Şahsım ve Futbol camiası olarak Hakkâri Futbol İl Hakem Kurulu Başkanı EROL HANLIGİL ve ekibine, Hakem ve Gözlemciler Derneği Başkanı Seyfullah KAYA ve tüm hakemlerimize sonsuz teşekkürü tüm futbol camiası adına bir borç bilirim. Hepsinin eline, düdüğüne, emeğine ve yüreğine sağlık.
Allah hepsinden razı olsun iyi ki varsınız.
Bu vesileyle buradan Türkiye Futbol Federasyonu ve Merkez Hakem Kuruluna bir çağrımdır.
Sizleri birkaç günlüğüne de olsa Hakkâri’ye davet ediyorum.
Gelin serhat şehrimiz Hakkâri’yi bir seferde olsun görün. Burada güzel, huzurlu bir şehir var. Spor ve futbolu seven şirin şehrimiz Hakkâri’ye sizleri ve yönetim kurulunuzu davet ediyorum.
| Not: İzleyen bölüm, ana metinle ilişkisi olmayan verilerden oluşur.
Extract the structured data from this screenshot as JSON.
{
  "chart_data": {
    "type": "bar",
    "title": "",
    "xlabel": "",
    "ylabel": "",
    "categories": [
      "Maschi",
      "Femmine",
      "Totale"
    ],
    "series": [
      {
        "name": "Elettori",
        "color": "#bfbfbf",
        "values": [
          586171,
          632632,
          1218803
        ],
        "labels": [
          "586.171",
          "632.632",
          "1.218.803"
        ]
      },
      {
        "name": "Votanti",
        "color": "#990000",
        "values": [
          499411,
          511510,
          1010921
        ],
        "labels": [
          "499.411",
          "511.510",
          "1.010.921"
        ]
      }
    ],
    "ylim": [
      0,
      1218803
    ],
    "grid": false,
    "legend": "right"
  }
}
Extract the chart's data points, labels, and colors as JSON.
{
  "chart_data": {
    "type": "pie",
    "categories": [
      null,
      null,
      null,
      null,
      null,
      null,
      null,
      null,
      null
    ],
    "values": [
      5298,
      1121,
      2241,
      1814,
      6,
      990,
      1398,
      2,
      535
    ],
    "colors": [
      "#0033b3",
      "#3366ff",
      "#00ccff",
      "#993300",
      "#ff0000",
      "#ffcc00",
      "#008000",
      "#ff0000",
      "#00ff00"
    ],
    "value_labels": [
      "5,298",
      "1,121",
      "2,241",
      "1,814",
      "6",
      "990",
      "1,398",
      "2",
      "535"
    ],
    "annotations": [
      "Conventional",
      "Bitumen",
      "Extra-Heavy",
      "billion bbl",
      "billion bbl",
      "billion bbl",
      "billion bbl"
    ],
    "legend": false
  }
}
Gelip Hakkâri’deki müsabakalarda görev yapan pırlanta gibi hakemlerimizin birkaç maçını seyretmelerini tavsiye ediyorum.
Hava alanımız var. Sizleri misafir edecek kadar yerimiz var. Dünyada nam salmış misafirperverliğiyle meşhur serhat şehrimiz Hakkâri’de sizleri misafir etmek ve ağırlamak istiyoruz.
Hadi biz misafirperverliğe hazırız. Sizler de hazır mısınız?